Como algunos de los mejores escritores que en la mundo han sido, Reinaldo Arenas (Holguín, Cuba, 1943-Nueva York, 1990) es la imagen cabal de un escritor perdedor, un narrador que se cuenta a sí mismo hasta la extenuación en un texto emblemático como es Antes que anochezca, pero que siempre se descubre desplazado. La imagen de “un cangrejo en la luna” –palabras del propio Arenas- tal vez pueda dar cuenta de las sensaciones que vivió en muchos momentos de su existencia. No pudo llegar a ser ni escritor maldito, aunque sus libros fueran perseguidos impunemente.
Este “documento” (p.123), “crónica o historia verdadera” (p. 148) que lleva por título El portero es un texto poco conocido, pero en verdad único, de una fuerza narrativa poco usual y, ante todo, devastador. Entienda como quiera el lector las dos partes claramente diferenciadas que Arenas ha dibujado con perfección: la primera, en la que los protagonistas son los inquilinos de un rascacielos de Manhattan, la segunda, superior en todos los sentidos, en la que el portero asiste a los extraordinarios discursos de los animales que pueblan el edificio. Una tortuga afirma solemnemente que “vivir para el odio es vivir al servicio de nuestro enemigo. Tener un enemigo es ser ya sólo la mitad de nosotros mismos, la otra parte la ocupa siempre el enemigo.”

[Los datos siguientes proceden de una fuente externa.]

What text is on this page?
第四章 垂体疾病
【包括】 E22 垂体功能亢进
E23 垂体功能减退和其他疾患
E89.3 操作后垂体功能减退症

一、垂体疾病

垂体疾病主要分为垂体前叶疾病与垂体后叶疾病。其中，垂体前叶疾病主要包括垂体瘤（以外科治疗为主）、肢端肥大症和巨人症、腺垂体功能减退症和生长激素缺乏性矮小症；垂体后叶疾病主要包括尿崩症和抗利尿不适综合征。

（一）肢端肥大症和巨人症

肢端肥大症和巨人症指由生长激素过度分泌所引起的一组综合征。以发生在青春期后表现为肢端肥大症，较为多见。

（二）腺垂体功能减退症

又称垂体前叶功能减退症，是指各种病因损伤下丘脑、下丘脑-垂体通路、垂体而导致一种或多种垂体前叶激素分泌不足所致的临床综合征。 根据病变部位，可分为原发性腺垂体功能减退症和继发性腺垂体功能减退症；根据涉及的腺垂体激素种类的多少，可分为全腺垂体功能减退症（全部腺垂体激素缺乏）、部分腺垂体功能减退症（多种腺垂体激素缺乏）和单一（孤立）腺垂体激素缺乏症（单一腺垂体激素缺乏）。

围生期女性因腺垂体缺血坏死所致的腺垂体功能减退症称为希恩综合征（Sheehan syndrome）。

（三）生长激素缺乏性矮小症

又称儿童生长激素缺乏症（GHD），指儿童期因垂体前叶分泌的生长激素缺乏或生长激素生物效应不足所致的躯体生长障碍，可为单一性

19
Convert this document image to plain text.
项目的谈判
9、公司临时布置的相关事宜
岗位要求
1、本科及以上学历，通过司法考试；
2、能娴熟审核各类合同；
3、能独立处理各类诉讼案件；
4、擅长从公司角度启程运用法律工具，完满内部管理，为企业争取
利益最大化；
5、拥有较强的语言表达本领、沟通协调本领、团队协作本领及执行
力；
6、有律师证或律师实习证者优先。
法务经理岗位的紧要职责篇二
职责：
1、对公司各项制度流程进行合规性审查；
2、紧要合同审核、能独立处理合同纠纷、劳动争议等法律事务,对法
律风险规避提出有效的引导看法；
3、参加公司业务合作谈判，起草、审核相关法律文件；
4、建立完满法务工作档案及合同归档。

En un guiño continuo al lector que se mantiene a lo largo de toda la novela, el narrador muestra su perplejidad porque “no sabemos a ciencia cierta qué estilo emplear para hacer esta historia más verosímil sin por ello afectar la parte en apariencia fantástica que la misma conlleva… ¿Por qué, pues, no solicitar el concurso de un Guillermo Cabrera Infante, de un Heberto Padilla, de un Severo Sarduy o de un Reinaldo Arenas, personas más aptas para estas tareas?” Ello no sólo afecta a lo que podemos llamar el estatuto de esta ficción, sino a la propia verosimilitud del texto: la perspicacia de Arenas provoca en el lector un efecto de perplejidad al no saber a ciencia cierta qué cosa está leyendo. Y lo que es mejor: no logra escapar a la idea de saber o no saber si el portero se ha vuelto loco porque asiste a unas reuniones que lo animales perpetran para derruir el poder de los hombres o si somos nosotros los que avanzamos hacia la locura al creer un discurso imposible donde un mono es capaz de afirmar como si de un filósofo se tratara que “no hay por qué pagar con una pronta muerte un efímero goce. Todo lo contrario, el goce se ha de prolongar espantando a la muerte…” Como en un juego de espejos las identidades se confunden en una texto desolador y cómico y por ello se afirma que “nuestra verdadera identidad es un disfraz incesante, una broma infinita. Lo solemne es la tumba.”
El portero exhibe un escritor comprometido hasta el tuétano consigo mismo. Arenas no fue un animal político, o no lo fue sino sabiéndose un homo ludens. Su literatura supo que “hasta nuestras penas se mueven en una lengua extranjera.” Y esa lengua tiene un nombre preciso. Es un acto de venganza que Arenas sólo comprendió bajo la estela firme de la risa.